A Green New Deal for Victoria also means reviving our local shopping strips. We love them; they are so much a great part of our communities: Chapel Street is just one in my electorate, Sydney Road in Brunswick, the CBD in Melbourne, and right across Victoria. They are the social and economic hearts of our communities. They make them great places to live, and they also employ so many people, particularly young people, in hospitality and retail—the service sectors. So we want to see the government set up a dedicated unit within the Department of Jobs, Precincts and Regions to work with local governments to really take some leadership in delivering and supporting our shopping strips by supporting new entrants to set up pop-up shops and seeing if they can have long-term leases and fill those empty shops, supporting artists to set up studios to help reinvigorate areas, investing in making sure our high streets are good public spaces and supporting more festivals and events to bring people back into our communities. We have welcomed the parklets that have been popping up around our communities and we acknowledge the government’s support in that, and I think that is a really good model going forward in the range of measures that can be used to support our shopping strips.
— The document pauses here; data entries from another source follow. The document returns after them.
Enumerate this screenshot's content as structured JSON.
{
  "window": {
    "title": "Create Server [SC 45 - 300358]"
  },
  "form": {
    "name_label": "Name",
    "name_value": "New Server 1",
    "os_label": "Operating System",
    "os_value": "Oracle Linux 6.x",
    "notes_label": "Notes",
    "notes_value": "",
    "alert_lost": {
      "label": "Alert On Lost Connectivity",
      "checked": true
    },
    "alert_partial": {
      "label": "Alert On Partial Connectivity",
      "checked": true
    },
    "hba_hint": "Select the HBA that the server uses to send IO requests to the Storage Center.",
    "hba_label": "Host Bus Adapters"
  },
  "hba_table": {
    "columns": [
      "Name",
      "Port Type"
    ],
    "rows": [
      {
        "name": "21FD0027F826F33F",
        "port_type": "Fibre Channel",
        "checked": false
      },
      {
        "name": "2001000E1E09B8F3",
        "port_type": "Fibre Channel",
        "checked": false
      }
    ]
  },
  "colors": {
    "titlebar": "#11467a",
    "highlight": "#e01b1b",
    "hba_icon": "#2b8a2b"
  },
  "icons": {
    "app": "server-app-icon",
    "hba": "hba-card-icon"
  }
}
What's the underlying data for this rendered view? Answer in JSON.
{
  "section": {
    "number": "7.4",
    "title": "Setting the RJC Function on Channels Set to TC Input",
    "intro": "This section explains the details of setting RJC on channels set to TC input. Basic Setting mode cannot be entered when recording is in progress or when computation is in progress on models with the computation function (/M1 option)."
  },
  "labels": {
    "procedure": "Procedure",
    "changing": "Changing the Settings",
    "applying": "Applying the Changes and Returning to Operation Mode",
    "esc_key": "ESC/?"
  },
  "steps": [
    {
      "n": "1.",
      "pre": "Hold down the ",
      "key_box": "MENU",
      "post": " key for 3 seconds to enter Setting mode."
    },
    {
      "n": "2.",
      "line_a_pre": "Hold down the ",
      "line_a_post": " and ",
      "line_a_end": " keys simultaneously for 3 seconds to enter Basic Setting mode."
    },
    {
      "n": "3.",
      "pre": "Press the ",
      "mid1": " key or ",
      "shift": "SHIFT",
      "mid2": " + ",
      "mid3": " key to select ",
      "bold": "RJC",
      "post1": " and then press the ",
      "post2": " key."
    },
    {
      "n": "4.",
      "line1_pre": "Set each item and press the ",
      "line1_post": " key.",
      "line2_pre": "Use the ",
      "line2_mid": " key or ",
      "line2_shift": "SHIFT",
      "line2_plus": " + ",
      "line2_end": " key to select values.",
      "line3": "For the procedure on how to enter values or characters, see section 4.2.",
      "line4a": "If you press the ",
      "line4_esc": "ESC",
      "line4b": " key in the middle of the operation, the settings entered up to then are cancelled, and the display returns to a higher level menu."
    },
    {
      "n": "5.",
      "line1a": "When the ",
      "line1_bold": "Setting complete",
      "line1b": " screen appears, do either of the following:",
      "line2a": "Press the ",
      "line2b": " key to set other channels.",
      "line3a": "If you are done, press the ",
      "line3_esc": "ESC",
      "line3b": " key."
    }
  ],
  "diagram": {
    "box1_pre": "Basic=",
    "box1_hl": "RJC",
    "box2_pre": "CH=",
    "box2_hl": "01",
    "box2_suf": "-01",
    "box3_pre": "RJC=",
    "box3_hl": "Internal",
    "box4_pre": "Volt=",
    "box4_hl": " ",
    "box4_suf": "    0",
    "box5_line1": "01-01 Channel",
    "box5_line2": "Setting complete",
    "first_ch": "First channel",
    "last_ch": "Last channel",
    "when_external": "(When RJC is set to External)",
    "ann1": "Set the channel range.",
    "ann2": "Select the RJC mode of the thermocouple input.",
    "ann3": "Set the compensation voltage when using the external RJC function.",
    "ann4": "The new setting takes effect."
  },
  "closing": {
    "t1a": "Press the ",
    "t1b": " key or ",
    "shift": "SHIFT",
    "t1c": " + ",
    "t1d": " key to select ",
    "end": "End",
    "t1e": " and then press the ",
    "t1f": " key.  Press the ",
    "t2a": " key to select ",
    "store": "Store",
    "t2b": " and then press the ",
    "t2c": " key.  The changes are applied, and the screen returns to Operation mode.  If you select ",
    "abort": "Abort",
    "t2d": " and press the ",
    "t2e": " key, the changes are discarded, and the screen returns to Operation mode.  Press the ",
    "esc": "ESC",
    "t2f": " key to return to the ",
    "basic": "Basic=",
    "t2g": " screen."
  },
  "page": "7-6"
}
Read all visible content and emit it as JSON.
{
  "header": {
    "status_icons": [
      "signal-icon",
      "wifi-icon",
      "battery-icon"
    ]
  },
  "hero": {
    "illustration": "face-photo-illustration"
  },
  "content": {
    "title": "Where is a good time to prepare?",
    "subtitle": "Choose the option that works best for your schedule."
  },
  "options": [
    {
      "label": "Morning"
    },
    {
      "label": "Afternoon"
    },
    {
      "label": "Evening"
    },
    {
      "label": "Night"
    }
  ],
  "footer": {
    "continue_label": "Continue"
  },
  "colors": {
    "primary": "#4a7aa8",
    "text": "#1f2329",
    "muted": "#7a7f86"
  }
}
A Green New Deal for Victoria means an investment in sustainable transport. One of the big changes due to lockdown has been the lack of cars on our roads, and every time that I have been out in my electorate I have been seeing people using our streets as public spaces—kids playing, skateboarding, riding bikes. I think that is something we really want to keep, and to do that we are going to need separated bike lanes. Now is the time to do it. More and more people are choosing to ride; bike sales are going through the roof. If we do not do it, the big risk is we are going to face a congestion crisis after this. It is something governments are doing around the world in response to COVID, and I am glad to see finally that the government has now provided some funding to pop-up bike lanes here in Melbourne.
Similarly with public transport it is going to take some time for patronage to recover, and it will, but what we need to see now is an immediate increase in operational funding to make a more people-friendly public transport network—you know, employing more train drivers and maintenance staff to increase train and tram services, particularly during the off-peak hours and weekends, and employing more customer service staff that will help you, actually sell you a ticket and help you on your journey. That will help so many people who are infrequent public transport users or people who do not necessarily commute into the city every day. Perhaps their day might involve dropping the kids off at school, some paid work, some caring duties and doing the shopping.
That will make sure that we have a public transport network that actually serves everyone, not just people heading into the city and back. But we still do need to invest in big infrastructure for public transport, in making sure that we have got a world-class metro rail system for Melbourne, in making sure that we have got a modern tram network. There is no future in Melbourne that does not need a metro rail system on par with something that you would see in London or Paris. Of course not only do you get the benefits of jobs but you get the reduced congestion, the reduced air pollution and the cuts in carbon emissions. So to conclude, this is a once-in-a-generation opportunity. To build back better, to create jobs, to look after people, to look after our planet Victoria needs a Green New Deal.